In the example below, bars are filled relative to a specific driver. In this case, we’re plotting pace deltas relative to Thierry Neuville, and highlighting Neuville’s pace gap to Dani Sordo.

Pace mapper.

The other sort of chart I’ve been producing is more of a chartable:

Rally review chart.

This view combines tabular chart, with in-cell bar charts and various embedded charts. The intention was to combine glanceable visual +/- deltas with actual numbers attached as well as graphics that could depict trends and spikes. The chart also allows you to select which driver to rebase the other rows to: this allows you to generate a report that tells the rally story from the perspective of a specified driver.

My thinking is that to create the Rally Review chart, I should perhaps have a range of services that each create one component, along with a tool that lets me construct the finished table from component columns in the desired order.

Some columns may contain a graphical summary over values contained in a set of neighbouring columns, in which case it would make sense for the service to itself be a combination of services: one to generate rebased data, others to generate and return views over the data. (Rebasing data may be expensive computationally, so if we can do it once, rather than repeatedly, that makes sense.)

In terms of trasnformations, then, there are are least two sorts of transformation service required:

  • pace transformations, that take time quantities on a stage and make pace out them by taking the stage distance into account;
  • driver time rebasing transformations, that rebase times relative to a specified driver.

Rummaging through other old graphics (I must have the code somewhere bit not sure where; this will almost certainly need redoing to cope with the data I currently have in the form I have it…), I also turn up some things I’d like to revisit.

First up, stage split charts that are inspired by seasonal subseries plots:

Stage split subseries

These plots show the accumulated delta on a stage relative to a specified driver. Positions on the stage at each split are shown by overplotted labels. If we made the x-axis a split distance dimension, the gradient would show pace difference. As it is, the subseries just indicate trend over splits:

Another old chart I used to quite like is based on a variant of quantised slope chart or bump charts (a bit like postion charts.
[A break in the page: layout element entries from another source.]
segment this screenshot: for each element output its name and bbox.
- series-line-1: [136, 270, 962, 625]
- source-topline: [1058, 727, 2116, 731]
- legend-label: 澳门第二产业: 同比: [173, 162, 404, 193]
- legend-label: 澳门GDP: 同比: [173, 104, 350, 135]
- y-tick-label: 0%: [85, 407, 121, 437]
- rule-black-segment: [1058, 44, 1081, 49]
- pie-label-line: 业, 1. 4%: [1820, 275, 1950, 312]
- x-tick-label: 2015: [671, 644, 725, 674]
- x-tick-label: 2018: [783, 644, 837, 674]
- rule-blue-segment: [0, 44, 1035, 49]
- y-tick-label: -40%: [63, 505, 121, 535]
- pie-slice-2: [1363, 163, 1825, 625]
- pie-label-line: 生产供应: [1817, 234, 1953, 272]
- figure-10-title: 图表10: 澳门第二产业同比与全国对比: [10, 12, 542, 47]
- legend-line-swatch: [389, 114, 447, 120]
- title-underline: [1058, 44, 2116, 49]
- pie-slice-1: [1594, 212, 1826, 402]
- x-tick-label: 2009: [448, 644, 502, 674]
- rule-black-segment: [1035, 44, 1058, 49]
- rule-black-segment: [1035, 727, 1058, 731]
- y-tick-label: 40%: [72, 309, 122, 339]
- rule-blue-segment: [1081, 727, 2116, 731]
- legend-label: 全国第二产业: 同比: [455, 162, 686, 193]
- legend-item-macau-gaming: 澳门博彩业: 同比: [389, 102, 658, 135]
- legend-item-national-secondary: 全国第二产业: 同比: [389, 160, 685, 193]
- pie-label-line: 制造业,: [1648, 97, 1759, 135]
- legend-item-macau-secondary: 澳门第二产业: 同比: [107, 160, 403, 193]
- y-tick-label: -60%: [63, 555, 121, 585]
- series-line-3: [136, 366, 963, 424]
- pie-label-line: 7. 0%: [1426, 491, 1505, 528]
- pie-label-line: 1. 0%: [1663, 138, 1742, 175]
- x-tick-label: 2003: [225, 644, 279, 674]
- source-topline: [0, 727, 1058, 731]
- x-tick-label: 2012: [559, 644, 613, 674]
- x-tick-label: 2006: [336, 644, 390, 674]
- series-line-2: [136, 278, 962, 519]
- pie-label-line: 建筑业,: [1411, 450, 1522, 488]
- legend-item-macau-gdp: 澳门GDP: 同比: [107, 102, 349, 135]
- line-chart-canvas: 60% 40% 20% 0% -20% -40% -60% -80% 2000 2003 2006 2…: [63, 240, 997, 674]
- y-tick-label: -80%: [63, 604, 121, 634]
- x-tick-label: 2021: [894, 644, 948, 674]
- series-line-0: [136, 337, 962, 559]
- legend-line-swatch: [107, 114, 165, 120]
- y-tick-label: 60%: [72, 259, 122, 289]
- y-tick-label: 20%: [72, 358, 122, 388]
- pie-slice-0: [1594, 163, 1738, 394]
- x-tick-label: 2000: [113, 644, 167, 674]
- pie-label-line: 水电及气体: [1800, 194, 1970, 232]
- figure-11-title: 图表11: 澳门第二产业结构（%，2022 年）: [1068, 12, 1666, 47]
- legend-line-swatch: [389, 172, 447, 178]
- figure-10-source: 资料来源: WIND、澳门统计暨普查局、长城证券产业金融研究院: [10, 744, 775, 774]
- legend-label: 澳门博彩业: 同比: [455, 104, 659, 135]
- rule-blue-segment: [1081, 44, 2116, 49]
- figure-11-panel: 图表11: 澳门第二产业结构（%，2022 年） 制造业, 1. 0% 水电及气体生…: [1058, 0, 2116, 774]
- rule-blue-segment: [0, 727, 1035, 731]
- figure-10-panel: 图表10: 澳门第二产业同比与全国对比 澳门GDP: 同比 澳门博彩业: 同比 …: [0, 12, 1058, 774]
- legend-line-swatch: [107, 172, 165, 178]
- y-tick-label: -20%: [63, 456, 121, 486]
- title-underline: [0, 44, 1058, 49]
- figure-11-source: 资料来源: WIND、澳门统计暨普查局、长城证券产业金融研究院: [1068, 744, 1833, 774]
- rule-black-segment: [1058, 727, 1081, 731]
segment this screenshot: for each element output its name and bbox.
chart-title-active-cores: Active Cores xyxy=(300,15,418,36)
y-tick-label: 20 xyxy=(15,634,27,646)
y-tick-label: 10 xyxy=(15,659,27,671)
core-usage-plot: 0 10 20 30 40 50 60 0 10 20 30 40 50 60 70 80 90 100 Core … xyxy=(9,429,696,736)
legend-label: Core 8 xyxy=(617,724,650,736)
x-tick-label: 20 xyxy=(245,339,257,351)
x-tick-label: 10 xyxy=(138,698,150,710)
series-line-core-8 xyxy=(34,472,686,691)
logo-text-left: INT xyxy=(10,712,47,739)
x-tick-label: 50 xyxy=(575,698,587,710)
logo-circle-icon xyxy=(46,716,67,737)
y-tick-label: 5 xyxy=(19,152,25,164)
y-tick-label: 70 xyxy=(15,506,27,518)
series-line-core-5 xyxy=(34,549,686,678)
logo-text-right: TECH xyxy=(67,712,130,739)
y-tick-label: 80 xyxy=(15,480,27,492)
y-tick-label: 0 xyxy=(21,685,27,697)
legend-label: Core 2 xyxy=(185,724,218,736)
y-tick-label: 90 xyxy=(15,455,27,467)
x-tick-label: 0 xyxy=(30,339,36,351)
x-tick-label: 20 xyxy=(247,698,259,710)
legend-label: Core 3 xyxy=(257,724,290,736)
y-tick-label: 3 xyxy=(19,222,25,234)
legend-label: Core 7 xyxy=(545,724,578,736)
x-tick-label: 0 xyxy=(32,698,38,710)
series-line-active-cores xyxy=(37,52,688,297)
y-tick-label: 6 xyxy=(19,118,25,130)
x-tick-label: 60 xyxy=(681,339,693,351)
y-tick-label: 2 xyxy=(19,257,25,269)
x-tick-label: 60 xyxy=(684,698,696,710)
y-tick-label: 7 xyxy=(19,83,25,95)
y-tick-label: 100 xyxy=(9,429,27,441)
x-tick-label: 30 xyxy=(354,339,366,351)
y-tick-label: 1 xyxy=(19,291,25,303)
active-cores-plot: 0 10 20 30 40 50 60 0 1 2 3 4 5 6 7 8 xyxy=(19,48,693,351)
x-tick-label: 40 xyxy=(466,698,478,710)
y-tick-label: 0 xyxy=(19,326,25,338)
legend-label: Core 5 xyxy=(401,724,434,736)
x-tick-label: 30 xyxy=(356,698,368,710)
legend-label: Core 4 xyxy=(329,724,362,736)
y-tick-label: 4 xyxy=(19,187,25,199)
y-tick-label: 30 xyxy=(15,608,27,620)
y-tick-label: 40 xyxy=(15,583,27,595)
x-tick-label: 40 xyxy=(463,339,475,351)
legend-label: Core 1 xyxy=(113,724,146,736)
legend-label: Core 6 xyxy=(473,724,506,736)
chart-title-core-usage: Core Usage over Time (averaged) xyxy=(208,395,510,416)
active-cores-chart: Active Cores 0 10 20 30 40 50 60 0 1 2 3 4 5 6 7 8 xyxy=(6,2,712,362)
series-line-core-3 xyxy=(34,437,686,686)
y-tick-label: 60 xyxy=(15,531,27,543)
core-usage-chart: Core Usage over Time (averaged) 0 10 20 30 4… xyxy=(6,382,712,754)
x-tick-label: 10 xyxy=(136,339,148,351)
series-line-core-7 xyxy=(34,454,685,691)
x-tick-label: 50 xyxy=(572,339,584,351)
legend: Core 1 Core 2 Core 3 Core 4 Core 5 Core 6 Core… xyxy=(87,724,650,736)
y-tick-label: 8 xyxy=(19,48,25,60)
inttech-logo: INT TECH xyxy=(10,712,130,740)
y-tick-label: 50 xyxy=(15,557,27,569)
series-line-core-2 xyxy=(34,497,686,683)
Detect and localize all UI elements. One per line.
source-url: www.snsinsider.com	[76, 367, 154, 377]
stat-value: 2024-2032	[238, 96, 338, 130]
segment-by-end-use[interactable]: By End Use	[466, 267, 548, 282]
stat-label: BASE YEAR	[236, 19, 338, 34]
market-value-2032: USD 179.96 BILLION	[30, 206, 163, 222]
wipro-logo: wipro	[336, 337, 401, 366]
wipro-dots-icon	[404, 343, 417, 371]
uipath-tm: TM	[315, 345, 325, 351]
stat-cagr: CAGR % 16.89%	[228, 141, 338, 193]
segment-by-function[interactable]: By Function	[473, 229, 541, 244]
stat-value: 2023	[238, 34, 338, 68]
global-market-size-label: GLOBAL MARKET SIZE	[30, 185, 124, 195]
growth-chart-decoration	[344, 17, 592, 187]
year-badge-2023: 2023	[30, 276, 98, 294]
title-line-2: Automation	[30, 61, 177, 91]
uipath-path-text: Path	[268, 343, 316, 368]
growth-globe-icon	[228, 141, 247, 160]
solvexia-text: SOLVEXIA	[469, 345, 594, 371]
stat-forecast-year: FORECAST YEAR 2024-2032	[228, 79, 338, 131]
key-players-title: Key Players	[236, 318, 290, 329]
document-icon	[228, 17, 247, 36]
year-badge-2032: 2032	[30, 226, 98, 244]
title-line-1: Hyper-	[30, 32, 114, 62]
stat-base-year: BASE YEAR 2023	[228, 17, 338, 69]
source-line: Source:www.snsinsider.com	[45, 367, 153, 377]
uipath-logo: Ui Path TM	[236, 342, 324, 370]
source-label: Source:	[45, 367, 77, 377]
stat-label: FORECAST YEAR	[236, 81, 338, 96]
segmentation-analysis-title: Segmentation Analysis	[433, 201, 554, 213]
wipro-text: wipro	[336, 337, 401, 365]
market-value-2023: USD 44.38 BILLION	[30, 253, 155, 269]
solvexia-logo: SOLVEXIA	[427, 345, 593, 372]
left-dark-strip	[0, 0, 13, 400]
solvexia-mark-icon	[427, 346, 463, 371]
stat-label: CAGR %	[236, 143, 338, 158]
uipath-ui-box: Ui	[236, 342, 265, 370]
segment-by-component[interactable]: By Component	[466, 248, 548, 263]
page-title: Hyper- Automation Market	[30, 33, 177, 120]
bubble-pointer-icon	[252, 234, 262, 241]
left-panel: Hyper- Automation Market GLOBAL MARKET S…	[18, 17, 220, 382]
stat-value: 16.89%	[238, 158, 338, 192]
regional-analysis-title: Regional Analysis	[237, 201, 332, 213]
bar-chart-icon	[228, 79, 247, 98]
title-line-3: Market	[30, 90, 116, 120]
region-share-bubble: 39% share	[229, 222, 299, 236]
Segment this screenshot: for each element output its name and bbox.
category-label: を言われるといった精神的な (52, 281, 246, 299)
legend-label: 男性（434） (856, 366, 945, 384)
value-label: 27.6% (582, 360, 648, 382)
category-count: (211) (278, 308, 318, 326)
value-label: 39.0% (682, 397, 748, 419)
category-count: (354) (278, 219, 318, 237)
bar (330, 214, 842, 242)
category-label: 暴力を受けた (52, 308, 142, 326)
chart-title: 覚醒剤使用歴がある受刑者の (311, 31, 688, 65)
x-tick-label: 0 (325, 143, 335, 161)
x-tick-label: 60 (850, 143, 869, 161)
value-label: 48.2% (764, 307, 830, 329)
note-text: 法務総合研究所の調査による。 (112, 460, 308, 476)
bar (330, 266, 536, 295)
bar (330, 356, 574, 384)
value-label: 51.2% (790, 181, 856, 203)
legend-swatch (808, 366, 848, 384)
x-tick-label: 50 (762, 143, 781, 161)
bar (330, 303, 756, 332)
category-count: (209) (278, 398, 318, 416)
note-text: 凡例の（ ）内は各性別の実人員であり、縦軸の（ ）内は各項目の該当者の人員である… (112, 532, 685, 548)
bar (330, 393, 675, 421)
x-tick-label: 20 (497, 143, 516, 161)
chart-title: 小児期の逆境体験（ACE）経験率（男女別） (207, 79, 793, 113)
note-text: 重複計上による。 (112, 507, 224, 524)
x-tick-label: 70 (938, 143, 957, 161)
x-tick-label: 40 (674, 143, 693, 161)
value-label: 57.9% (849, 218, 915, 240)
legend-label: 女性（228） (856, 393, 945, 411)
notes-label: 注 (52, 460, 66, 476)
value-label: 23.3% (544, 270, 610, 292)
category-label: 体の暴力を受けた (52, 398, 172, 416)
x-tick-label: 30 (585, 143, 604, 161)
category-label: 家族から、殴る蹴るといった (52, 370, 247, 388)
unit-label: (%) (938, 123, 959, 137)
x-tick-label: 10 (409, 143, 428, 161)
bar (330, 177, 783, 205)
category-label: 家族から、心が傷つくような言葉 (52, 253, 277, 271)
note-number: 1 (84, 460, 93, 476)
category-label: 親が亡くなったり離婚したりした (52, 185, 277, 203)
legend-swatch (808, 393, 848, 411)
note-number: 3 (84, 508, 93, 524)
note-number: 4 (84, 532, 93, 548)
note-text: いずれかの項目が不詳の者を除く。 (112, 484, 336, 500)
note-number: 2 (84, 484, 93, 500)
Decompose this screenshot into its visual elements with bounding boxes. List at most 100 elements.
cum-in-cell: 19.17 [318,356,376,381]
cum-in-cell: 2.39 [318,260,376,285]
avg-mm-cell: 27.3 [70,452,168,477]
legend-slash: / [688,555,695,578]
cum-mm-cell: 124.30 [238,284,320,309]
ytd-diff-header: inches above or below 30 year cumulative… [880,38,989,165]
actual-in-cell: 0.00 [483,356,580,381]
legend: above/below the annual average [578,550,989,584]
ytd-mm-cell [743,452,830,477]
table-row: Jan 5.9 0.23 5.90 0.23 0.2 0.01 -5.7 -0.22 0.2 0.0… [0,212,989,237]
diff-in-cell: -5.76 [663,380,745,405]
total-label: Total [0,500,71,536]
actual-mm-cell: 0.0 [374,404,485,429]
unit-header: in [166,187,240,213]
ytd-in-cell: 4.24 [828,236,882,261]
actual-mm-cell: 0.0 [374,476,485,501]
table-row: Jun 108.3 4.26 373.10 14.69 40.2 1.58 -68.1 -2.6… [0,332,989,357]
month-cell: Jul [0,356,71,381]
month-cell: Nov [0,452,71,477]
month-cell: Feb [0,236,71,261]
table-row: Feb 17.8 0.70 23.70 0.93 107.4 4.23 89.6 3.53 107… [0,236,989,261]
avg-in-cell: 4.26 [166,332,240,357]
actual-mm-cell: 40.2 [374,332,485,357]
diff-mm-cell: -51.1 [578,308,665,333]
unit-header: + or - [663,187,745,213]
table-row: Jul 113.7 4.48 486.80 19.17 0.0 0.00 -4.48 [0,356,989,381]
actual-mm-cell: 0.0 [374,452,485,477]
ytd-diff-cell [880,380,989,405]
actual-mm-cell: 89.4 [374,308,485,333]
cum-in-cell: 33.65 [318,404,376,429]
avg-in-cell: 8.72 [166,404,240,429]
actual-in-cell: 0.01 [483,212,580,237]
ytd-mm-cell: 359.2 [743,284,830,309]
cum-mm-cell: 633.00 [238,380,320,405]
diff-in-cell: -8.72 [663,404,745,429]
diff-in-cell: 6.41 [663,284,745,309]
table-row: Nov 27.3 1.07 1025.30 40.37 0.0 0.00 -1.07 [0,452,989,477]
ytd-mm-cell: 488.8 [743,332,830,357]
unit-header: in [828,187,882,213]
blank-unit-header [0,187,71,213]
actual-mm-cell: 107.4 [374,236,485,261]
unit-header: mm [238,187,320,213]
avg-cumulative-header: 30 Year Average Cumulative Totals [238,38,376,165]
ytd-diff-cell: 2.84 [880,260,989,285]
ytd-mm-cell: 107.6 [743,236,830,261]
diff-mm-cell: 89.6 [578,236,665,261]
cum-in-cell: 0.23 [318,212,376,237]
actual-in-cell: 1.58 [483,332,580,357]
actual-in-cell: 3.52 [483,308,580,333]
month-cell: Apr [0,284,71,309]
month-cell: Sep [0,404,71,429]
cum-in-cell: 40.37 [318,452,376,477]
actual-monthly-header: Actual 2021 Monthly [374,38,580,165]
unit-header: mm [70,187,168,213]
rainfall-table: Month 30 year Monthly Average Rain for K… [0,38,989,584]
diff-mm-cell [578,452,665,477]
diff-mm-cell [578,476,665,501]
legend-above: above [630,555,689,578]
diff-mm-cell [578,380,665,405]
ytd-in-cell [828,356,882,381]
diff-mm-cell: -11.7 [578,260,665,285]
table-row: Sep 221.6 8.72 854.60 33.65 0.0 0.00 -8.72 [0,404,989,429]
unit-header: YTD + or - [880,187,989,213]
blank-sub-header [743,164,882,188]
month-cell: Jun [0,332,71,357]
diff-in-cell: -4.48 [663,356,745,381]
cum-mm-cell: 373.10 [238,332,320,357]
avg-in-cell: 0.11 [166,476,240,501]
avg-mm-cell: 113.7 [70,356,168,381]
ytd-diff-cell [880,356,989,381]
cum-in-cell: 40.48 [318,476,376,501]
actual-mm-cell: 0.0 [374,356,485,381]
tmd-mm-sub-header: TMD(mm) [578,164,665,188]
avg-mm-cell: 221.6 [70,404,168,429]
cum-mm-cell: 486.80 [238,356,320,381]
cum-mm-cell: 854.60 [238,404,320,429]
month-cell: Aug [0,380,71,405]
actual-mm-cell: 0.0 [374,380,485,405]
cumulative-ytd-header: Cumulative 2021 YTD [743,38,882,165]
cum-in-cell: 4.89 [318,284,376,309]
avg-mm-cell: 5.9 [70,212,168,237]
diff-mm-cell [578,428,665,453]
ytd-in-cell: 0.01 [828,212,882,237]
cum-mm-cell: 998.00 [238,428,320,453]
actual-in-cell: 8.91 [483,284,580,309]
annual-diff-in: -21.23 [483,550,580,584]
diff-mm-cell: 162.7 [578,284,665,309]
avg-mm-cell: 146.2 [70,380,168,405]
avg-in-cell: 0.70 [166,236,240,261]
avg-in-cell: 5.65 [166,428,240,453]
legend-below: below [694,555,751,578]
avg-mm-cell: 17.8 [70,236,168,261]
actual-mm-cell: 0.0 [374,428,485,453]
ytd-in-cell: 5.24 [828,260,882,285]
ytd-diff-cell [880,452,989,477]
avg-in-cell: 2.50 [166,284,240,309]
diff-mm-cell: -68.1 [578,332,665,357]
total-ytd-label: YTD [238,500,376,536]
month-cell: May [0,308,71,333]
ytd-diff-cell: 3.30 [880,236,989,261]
This is fine for demonstrating changes in position for a particular loop but gets cluttered if there are more than three or four stages. The colour indicates whether a driver gained or lost time realtive to the overall leader (I think!). The number represents the number of consecutive stage wins in the loop by that driver. The bold font on the right indicates the driver improved overall position over the course of the loop. The rows at the bottom are labelled with position numbers if they rank outside the top 10 (this should really be if they rank lower than the number of entruies in the WRC class).

One thing I haven’t tried, but probably should, is a slope graph comparing times for each driver where there are two passes of the same stage.

I did have a go in the past at more general position / bump charts too but these are perhaps a little too cluttered to be useful:

Again, the oberprintined numbers on the first position row indicate the number ofconsecutive stage wins for that driver; the labels on the lower rows are out of top 10 position labels.

What may be more useful would be adding the gap to leader of diff to car ahead, either on stage or overall, with colour indicating either that quantity, heatmap style, or for the overall case, whether that gap / difference increased or decreased on the stage.